Justice Minallah also asked that under what law the NADRA had established district committees.
However, after detailed arguments, the court dismissed the NADRA’s decision, blocking Hafiz Hamdullah’s CNIC.
The judgement stated that Hamdullah was born in a remote town of Balochistan “and this crucial fact has not been denied” by the government. His father Qari Wali Mohammad was employed by the government of Balochistan.
“He and his father have lived in Pakistan all their lives. They own properties and the petitioner has held various public offices as an elected representative,” the order said, noting that his son had the distinction of having been accepted as a commissioned officer in the armed forces of Pakistan.
“There could not have been a more glaring example of arbitrary and reckless action by [NADRA] of purportedly depriving a registered citizen of his citizenship and that too when [it] had no jurisdiction under the ordinance of 2000 to do so,” it added.
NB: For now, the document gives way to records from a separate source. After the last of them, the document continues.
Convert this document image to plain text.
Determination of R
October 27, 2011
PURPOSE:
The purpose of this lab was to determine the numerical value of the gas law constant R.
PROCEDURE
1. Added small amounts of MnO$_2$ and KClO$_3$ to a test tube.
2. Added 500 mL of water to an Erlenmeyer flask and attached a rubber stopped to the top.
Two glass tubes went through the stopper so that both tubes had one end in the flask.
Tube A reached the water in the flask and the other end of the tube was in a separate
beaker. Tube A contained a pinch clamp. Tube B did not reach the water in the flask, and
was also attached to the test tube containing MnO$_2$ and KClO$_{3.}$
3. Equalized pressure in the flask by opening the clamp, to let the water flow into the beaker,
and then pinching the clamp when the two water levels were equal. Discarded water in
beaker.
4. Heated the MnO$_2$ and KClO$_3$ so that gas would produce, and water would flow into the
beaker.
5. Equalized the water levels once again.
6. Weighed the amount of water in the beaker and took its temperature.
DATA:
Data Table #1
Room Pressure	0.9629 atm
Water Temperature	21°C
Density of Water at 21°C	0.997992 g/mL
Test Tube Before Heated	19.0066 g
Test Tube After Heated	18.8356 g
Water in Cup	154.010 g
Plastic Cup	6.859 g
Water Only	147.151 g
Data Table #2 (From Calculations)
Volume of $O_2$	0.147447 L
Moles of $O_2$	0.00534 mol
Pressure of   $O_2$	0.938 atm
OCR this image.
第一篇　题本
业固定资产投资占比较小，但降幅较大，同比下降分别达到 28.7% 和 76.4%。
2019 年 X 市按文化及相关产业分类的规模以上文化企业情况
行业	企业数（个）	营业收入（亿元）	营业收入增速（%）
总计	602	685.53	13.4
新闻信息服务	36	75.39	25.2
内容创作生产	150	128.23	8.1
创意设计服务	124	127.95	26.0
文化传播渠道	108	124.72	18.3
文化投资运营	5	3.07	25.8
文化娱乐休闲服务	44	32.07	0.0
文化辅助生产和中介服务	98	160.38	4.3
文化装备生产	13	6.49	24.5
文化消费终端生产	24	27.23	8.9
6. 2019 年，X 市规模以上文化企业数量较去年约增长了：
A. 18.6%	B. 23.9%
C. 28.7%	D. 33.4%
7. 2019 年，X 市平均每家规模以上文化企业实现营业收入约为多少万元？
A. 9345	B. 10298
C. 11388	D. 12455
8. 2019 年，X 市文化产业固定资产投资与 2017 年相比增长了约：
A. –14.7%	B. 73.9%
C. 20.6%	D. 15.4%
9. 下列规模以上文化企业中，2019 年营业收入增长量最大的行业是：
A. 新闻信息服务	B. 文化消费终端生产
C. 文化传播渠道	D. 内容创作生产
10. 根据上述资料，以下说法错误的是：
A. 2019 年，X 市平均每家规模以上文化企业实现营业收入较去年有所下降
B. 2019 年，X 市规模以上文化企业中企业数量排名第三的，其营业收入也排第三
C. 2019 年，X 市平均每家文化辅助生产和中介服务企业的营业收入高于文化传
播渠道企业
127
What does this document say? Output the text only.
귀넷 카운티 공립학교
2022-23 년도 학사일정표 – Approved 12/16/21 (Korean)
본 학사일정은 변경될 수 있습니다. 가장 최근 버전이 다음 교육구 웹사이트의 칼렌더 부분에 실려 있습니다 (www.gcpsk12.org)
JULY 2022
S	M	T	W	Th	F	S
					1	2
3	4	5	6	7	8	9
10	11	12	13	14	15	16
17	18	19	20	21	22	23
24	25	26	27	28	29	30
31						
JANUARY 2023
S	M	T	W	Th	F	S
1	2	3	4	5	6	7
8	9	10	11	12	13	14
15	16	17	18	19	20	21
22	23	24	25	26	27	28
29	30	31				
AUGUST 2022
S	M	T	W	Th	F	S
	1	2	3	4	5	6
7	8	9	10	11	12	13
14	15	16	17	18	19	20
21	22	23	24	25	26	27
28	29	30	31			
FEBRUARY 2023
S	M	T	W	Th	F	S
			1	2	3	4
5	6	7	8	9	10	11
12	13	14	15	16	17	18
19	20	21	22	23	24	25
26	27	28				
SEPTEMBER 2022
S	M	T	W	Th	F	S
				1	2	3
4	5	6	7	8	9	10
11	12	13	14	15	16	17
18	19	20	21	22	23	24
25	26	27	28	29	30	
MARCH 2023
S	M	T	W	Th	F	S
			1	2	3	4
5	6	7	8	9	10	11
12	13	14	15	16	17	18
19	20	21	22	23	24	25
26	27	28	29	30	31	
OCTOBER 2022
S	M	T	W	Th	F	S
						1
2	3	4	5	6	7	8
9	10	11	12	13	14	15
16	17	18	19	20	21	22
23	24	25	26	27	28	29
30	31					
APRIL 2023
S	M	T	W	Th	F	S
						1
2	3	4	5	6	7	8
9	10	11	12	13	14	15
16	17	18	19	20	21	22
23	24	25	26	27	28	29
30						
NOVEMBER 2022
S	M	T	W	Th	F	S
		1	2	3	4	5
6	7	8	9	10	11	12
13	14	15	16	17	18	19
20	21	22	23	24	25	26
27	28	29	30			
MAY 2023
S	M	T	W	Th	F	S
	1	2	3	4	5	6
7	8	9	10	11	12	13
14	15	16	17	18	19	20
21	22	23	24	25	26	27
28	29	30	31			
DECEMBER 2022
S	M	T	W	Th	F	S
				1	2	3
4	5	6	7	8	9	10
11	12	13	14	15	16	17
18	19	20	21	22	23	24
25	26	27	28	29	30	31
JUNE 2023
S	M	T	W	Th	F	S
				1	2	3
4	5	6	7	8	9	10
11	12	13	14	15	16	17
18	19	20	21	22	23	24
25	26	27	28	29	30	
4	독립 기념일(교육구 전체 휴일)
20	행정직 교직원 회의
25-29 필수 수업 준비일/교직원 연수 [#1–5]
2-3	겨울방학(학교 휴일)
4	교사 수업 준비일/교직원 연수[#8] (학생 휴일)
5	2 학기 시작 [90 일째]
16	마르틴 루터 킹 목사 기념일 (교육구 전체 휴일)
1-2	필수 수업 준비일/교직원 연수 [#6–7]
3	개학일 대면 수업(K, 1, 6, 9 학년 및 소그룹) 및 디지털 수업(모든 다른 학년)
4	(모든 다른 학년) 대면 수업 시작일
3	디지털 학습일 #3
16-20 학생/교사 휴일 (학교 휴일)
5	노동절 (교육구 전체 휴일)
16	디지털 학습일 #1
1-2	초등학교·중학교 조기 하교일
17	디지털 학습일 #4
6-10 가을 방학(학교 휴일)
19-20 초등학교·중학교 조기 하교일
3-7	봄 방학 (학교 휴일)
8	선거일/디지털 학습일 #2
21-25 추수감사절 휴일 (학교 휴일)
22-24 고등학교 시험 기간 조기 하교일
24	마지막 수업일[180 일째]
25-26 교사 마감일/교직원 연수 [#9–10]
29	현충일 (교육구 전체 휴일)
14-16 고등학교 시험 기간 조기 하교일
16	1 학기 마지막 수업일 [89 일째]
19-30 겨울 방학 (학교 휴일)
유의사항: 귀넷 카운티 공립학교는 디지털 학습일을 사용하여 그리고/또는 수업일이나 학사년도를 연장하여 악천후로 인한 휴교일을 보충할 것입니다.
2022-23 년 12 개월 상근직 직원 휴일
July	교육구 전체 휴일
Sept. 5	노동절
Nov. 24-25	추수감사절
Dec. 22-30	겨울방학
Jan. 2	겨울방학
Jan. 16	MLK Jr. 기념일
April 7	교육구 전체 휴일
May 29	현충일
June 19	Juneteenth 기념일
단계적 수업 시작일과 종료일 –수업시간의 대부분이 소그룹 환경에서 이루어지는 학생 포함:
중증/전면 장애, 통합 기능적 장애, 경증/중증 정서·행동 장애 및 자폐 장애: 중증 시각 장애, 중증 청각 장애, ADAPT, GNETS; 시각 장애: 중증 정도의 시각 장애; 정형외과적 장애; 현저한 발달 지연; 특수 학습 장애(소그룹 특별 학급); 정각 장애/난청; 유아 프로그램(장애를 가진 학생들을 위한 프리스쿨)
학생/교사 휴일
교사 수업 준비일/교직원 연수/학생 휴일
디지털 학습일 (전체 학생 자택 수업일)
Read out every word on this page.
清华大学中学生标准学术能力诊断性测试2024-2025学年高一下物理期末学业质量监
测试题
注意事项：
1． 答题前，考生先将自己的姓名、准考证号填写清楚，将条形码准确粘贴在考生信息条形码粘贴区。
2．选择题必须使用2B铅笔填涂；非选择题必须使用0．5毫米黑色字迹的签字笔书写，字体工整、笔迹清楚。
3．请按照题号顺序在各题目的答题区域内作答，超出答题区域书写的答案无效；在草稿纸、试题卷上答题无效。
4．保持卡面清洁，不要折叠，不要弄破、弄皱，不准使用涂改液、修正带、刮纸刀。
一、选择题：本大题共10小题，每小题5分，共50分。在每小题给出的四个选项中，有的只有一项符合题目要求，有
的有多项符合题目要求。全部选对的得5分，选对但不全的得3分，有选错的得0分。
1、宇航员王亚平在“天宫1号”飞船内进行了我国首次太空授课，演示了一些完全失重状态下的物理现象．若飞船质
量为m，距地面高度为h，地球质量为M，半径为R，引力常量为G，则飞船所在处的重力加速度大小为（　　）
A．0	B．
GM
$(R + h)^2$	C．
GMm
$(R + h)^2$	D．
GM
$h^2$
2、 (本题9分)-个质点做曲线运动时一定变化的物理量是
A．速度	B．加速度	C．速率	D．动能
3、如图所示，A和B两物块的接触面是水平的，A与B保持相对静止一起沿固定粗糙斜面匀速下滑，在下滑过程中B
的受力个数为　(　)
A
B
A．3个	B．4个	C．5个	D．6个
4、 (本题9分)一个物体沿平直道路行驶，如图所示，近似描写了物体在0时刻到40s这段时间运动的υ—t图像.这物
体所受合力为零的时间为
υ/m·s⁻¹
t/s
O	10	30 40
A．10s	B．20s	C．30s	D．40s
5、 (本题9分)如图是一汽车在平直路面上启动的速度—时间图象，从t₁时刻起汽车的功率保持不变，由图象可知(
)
Hamdullah had lost his citizenship in October 2019 when NADRA declared him an “alien”. He had subsequently challenged NADRA’s notification of revoking his citizenship in the IHC.
NADRA, in its written reply, had referred to intelligence reports, claiming that Hamdullah was not a Pakistani national. It had taken the stance that intelligence agencies had claimed that Hamdullah’s credentials were also fake and subsequently his computerised national identity card had been cancelled.